Nvidia says a lot of things, not all of them true. Of course they want to play up the amount of R&D they put into Pascal, so they can justify increasing the price point for medium-sized chips yet again.
They did put a lot of R&D into Pascal, and that R&D has clearly paid off in terms of very high clocks and an efficient, compact design.
Don't forget that the increased clock speeds of Pascal do come with a cost: lower shader density. 2560 shaders for a 314mm^2 chip on 16nm FinFET really isn't that high. Nvidia presumably would have had lower clocks if they'd packed the shaders more densely on the die, as AMD did.
GP104 features more TMUs than Polaris 10 (160 vs 144), twice the ROPs (64 versus 32), and there are obviously other parts of the GPU that aren't related to shader count (Polymorph engine, Simultaneous Multiprojection block, GDDR5X controller, etc.) that may add to the area/xtor count while not ballooning shader count.

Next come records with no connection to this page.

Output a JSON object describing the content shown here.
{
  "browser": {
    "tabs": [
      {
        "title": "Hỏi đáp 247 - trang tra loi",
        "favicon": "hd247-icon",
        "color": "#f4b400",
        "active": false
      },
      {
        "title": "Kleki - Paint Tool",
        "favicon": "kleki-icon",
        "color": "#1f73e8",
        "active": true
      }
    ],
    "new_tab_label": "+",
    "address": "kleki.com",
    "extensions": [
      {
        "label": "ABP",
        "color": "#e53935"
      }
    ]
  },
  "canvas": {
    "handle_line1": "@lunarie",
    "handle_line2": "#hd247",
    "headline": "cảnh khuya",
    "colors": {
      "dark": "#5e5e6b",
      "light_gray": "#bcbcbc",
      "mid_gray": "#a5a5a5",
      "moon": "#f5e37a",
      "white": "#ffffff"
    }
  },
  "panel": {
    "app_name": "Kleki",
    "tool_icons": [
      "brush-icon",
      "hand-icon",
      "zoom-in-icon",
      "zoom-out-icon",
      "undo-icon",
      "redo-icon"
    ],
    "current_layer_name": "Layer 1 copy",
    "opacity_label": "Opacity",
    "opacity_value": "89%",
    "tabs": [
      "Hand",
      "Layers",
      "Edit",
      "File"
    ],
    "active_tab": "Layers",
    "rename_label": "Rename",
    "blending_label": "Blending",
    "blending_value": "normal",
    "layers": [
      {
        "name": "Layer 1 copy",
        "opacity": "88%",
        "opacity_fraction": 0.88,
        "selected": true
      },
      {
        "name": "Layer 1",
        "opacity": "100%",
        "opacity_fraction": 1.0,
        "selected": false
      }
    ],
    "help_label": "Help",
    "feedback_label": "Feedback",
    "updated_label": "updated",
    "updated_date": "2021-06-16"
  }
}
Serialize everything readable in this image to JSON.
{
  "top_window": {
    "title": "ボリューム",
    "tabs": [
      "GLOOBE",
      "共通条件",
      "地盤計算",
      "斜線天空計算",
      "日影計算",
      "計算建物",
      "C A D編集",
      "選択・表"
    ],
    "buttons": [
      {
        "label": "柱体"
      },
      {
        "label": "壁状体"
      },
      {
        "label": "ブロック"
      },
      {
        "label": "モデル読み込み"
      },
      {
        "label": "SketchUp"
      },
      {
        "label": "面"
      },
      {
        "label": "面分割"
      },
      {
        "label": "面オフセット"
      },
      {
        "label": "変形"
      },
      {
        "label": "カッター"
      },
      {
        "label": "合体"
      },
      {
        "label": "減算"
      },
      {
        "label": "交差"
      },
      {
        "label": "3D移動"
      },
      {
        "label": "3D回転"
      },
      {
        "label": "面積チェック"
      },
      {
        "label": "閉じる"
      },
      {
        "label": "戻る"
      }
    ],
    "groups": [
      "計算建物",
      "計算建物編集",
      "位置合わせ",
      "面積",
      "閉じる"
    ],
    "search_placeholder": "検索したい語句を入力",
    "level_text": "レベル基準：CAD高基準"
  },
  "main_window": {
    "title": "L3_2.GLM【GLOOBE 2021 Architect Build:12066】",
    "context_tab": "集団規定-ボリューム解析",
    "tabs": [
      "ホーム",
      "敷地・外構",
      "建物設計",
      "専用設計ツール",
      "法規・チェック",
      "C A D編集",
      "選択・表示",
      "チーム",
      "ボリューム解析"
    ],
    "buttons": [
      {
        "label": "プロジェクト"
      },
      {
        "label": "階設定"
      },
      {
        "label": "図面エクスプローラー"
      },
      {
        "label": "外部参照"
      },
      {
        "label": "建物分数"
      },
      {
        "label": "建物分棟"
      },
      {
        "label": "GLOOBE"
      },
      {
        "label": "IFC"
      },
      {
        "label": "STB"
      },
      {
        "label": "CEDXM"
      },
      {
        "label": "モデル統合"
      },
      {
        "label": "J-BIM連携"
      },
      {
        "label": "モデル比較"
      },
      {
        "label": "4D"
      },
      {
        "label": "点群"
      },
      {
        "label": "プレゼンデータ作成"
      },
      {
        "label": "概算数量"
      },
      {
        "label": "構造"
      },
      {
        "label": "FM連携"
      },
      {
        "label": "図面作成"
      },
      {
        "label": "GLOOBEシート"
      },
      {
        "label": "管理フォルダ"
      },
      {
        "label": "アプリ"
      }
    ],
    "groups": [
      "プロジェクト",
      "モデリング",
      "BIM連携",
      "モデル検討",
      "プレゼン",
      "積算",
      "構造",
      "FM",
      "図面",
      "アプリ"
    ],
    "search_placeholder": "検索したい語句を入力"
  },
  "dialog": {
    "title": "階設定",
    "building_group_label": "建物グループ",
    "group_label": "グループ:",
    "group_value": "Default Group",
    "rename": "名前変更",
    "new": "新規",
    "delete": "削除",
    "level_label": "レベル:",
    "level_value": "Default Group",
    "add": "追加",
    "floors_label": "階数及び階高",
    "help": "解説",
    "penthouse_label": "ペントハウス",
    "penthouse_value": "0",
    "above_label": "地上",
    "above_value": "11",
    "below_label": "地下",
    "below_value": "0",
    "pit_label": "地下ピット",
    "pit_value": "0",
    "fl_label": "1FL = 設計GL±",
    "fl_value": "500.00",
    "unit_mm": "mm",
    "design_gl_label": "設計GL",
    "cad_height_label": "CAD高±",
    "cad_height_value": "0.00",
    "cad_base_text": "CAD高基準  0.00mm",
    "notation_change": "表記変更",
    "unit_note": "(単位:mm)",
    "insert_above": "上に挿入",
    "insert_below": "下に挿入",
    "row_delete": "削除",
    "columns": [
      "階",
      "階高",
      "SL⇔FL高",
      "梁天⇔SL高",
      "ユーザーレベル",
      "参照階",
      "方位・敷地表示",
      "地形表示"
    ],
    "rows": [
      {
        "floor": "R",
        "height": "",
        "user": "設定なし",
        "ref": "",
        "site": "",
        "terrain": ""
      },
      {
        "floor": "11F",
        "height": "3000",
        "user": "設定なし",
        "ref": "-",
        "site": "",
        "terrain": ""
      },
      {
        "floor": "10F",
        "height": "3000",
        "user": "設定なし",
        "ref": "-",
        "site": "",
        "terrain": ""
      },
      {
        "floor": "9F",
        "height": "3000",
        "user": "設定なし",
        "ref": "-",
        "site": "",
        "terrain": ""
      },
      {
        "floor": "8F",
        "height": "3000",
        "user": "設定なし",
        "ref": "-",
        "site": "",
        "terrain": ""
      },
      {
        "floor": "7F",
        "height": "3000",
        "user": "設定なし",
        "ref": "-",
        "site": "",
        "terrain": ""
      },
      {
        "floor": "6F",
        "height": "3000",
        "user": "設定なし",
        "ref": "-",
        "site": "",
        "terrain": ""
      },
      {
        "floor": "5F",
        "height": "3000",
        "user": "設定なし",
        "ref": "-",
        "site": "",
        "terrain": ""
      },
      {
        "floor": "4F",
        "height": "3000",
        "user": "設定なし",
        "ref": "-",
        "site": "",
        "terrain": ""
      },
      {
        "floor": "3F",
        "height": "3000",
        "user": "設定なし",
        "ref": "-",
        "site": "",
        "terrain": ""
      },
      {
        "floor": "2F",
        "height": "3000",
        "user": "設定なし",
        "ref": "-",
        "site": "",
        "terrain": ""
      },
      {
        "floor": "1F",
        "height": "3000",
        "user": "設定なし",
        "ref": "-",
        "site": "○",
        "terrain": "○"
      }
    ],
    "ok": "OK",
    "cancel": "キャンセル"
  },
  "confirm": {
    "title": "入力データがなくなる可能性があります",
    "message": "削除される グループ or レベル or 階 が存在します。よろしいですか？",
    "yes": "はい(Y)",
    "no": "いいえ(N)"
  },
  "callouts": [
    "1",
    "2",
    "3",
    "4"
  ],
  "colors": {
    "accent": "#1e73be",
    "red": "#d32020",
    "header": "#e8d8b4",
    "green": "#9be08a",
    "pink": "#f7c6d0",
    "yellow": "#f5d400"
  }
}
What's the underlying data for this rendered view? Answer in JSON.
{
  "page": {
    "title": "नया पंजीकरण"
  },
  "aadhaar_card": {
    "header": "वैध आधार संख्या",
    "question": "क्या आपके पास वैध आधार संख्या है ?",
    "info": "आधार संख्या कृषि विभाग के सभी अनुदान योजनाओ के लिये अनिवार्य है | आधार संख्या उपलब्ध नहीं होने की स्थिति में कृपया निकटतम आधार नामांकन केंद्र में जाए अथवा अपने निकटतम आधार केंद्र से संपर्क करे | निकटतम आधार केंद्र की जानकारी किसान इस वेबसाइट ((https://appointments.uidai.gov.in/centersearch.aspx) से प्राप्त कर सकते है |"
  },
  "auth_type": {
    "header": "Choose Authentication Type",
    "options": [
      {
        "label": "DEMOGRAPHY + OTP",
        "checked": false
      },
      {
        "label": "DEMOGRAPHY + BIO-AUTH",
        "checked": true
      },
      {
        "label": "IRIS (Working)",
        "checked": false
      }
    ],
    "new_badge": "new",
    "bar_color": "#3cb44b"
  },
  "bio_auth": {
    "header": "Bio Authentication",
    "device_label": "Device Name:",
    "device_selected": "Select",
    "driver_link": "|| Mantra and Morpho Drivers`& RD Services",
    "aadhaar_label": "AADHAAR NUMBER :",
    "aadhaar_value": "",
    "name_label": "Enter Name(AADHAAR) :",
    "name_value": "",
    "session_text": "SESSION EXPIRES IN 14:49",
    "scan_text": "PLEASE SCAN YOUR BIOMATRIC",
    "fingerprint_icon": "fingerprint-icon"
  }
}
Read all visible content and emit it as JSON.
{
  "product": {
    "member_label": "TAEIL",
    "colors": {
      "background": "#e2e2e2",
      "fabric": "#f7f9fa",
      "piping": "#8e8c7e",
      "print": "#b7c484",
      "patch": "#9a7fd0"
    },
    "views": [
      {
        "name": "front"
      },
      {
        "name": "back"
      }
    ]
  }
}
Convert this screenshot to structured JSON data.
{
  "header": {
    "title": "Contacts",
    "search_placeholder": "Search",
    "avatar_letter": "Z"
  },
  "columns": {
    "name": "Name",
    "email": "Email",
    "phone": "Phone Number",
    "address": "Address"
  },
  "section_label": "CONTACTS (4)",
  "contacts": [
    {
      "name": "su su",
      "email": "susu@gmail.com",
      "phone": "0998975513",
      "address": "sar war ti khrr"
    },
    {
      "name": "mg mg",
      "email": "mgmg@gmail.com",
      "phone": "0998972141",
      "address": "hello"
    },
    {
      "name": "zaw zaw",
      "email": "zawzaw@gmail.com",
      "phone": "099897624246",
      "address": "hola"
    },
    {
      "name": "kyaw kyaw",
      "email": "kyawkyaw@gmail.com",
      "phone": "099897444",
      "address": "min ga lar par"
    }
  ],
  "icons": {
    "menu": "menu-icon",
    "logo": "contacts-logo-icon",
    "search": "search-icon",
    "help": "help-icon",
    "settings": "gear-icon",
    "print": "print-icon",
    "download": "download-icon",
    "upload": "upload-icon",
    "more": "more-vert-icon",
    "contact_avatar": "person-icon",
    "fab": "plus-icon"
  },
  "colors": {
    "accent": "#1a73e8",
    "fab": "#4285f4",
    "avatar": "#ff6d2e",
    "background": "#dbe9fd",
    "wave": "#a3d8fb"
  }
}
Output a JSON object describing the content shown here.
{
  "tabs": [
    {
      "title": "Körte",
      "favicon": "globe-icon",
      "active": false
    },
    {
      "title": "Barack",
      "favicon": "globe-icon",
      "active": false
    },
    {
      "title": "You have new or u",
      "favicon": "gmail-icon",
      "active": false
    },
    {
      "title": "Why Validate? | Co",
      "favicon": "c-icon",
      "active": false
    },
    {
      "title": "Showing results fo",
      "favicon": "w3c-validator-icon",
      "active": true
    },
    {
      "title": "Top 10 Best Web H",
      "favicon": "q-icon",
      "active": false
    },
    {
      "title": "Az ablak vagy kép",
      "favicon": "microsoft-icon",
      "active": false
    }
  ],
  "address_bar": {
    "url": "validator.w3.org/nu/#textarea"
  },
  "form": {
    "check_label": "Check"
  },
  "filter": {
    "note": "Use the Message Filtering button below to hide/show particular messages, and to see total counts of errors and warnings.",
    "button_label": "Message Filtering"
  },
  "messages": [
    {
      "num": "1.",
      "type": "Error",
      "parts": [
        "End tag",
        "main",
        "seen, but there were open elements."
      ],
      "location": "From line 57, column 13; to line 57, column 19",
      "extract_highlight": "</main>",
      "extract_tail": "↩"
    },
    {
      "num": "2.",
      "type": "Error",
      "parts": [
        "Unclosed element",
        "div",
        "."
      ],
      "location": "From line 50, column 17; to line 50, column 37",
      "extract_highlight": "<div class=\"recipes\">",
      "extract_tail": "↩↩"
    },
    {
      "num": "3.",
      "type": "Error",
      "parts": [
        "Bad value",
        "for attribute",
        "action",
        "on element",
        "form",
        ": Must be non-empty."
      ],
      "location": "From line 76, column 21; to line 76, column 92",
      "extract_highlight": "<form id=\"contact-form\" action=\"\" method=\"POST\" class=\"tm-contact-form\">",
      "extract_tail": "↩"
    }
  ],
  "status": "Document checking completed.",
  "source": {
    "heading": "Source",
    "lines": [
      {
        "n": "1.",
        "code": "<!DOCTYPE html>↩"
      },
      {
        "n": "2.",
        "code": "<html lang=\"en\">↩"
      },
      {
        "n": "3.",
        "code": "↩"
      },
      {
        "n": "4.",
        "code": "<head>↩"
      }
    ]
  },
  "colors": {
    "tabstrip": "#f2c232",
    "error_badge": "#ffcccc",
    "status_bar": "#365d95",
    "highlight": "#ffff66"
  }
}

In this particular case it appears the trade-off was worth it. But it's closer than you think. GTX 1080 peaks at ~8.9 TFlops at max default boost clock. RX 480 with its 232mm^2 die peaks at ~5.8 TFlops at max default boost. This means Polaris 10 has ~65% of the raw computing power of GP104, at ~74% of the die size. The reason Nvidia comes out much further ahead than that is because Nvidia's drivers and architecture are much better at translating TFlops into real-world gaming performance - at least in DX11.
As I said above, there's more to gaming performance than just raw FLOPs.
In terms of xtor density NVIDIA put 7.2 billion xtors in a 314mm^2 area, while AMD put 5.7 billion in 232mm^2. AMD's chip has ~24.57 million transistors/mm^2, while NVIDIA's is at ~23 million/mm^2.
AMD's design is slightly denser, but the slight areal disadvantage that NVIDIA has is more than offset by the perf/mm^2 advantage that NVIDIA has.